Source [Valeurs actuelles] Comment passer du nouveau monde à celui d’après ? En sacrifiant Édouard Philippe et sa majorité LREM à l’Assemblée, estime le politologue Guillaume Bigot.
« Se réinventer », a promis le président. Se réinventer est un euphémisme. Muer ou mourir politiquement devrait-on plutôt dire. Déjà en piteux état aux termes des trois premiers rounds de son quinquennat (Benalla, Gilets jaunes et réforme des retraites), Emmanuel Macron sort du quatrième au bord du KO. Acculé, le plus illustre des marcheurs doit absolument sortir des cordes s’il veut terminer dignement son mandat. Et pour se dégager, sa seule issue, consiste à changer son Premier ministre.

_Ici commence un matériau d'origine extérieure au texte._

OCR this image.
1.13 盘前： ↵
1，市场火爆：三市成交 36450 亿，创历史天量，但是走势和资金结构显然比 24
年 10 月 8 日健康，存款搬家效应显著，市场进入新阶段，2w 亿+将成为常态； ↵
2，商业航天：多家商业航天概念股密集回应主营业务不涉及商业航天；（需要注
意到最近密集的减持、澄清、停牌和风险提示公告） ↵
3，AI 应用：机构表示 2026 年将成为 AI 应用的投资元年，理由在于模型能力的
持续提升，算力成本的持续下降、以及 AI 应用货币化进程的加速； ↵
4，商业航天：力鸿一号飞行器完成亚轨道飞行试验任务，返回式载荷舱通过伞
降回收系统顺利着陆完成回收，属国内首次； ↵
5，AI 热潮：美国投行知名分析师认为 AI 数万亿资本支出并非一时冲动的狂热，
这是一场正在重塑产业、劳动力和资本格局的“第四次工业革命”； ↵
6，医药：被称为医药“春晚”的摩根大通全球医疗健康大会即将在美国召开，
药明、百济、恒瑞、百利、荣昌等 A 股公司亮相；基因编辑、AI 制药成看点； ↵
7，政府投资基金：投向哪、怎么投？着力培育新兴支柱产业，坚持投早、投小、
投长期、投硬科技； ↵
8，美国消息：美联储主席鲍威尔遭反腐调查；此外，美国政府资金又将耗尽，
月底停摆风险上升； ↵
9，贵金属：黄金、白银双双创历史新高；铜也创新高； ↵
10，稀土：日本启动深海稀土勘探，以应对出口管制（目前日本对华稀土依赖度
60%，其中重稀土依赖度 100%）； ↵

Remplacer Edouard Philippe, un pari risqué
Manœuvre tentante pour un président qui espère charger le gouvernement d’une gestion calamiteuse de la crise du Covid. Manœuvre inespérée pour un candidat à sa réélection qui calcule que dans deux ans, les Français auront assimilé cette pénible séquence à une équipe qu’il aura remerciée et envoyée aux oubliettes. Manœuvre inévitable car si l’opinion peut admettre l’impréparation ainsi que les erreurs, elle ne pardonnera pas les mensonges sur les masques ainsi que le profond mépris qu’ils inspiraient. Manœuvre délicate car si le chef de la majorité n’a pas été à la hauteur, il a cherché à sauver les meubles. C’est en tous cas le sentiment qui domine pour une majorité de nos concitoyens. L’effet de contraste est cruel entre un locataire de Matignon craintif et un peu sonné mais appliqué et sérieux et celui de l’Élysée qui continue à faire sa roue comme si de rien n’était. Dès lors, comment Emmanuel Macron peut-il s’y prendre pour remercier Édouard Philippe ?
Autant les Français comprendront que l’effet révélateur de la pandémie justifie un changement de cap, autant ils risquent de très mal prendre que le chef du gouvernement soit sanctionné pour permettre au premier « coupable mais irresponsable » de se refaire une vertu. Le président peut tenter une sortie. Celle-ci est risquée mais au point où il en est, cette manœuvre est sûrement la seule qu’il puisse tenter. Pour Emmanuel Macron, un dégagement audacieux consisterait à encourager — en sous-main — l’éclatement de la majorité à l’Assemblée.